Diyetinizde ne kadar çeşitlilik yaratırsanız vücudunuzun sağlıklı olmak için ihtiyaç duyduğu vitamin, mineral ve diğer mikro besinlerin bütün çeşitlerinden alma ihtimaliniz o kadar artar. Ayrıca, protein kaynaklarını çeşitlendirmeniz temel yağlardan ve aminoasitlerden dengeli bir biçimde tüketme eğiliminizi de yükseltir. Daha yağlı protein kaynaklarının doyurucu olma özelliği daha fazladır. Böylece yağlı etler ve tam yağlı ürünler tüketebilirsiniz.
Hayvansal kaynaklı proteinler tüm elzem aminoasitleri içerdiği için iyi kaliteli protein, bitkisel proteinler ise 1 veya daha fazla elzem aminoasiti eksik içerdiği için düşük kaliteli protein olarak adlandırılır. Hayvansal kaynaklı proteinlerin (et, süt, yumurta,..) sindirilebilirlik oranı %91-100 iken, bitkisel kaynaklı olanların (tahıllar ve kuru bakliyatlar) %69-90’dır. Anne sütü ve yumurta örnek protein içeren iki temel besindir.
Proteini Artırmak İçin Nasıl Beslenilmeli?
Sabahları, 2 yumurtalı az yağlı omlet veya menemen + 2 dilim peynir çeşitleri
Öğle ve akşam yemeklerinin en az birinde: 150 gr kırmızı et / 250 gram tavuk veya hindi /120 gr ton balığı /1 porsiyon ızgara balık
Haftada 2 gün kuru bakliyat yemeği veya salatası (karabuğday, kinoa, maş fasülyesi, barbunya, mercimek,…)
Ana Yemeklerde: 1’er kase yoğurt veya 1 bardak kefir
Ara Öğünde: 1 avuç kuruyemiş karışımı (ceviz, badem, kaju, fındık, yer fıstığı,..
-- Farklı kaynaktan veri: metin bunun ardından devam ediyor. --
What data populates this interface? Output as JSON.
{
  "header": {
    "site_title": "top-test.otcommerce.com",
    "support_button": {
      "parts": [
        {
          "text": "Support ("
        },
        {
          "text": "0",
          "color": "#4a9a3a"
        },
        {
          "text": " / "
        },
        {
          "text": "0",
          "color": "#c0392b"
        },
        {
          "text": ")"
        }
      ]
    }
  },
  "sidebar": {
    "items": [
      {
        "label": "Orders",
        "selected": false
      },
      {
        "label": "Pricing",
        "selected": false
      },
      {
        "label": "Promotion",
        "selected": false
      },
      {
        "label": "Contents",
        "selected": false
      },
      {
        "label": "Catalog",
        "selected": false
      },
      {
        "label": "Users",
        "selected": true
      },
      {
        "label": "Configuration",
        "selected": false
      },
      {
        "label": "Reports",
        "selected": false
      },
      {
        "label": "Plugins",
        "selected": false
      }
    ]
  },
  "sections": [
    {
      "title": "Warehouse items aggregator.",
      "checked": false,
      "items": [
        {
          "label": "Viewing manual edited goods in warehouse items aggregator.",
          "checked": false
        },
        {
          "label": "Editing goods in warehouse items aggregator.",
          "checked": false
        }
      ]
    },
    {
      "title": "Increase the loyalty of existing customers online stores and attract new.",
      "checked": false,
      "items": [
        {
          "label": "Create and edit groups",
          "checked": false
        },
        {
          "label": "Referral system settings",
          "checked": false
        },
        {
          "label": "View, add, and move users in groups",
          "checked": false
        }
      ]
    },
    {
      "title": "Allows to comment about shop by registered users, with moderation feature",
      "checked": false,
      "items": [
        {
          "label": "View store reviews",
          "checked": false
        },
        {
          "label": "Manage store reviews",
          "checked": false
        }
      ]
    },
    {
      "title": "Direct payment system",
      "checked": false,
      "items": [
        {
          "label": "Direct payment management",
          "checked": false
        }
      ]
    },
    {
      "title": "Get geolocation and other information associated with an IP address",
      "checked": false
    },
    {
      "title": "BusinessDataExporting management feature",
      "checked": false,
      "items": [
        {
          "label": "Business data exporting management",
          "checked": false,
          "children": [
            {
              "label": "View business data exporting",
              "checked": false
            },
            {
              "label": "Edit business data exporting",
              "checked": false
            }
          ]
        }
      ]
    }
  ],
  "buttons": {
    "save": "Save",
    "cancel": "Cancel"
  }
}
İnatçı Kilolara Karşı 3 günlük Protein Diyeti
Sabah
2 adet yumurta (haşlanmış, omlet, menemen gibi olabilir.)
2 dilim peynir çeşitleri
Roka, maydanoz, kırmızı biber
Öğle ve Akşam
120-150 gram kırmızı et / tavuk eti / ızgara balık / ton balığı
Zeytinyağlı bol salata
İkindi Ara öğünü
1. Gün: 1 bardak süt +3 ceviziçi
2. Gün: 1 bardak kefir + 15 iç badem
3. Gün: 2 kutu probiyotik yoğurt + 15 fındık
Bu diyette çorba, kuru bakliyat, ekmek, meyve vs bulunmamaktadır. Yanı sıra 2 litre su içilmelidir.
Bu diyet listesi 20-45 yaş arası sağlıklı bireyler içindir. Çocuklar, hamileler, böbrek hastaları tarafından uygulanmamalıdır.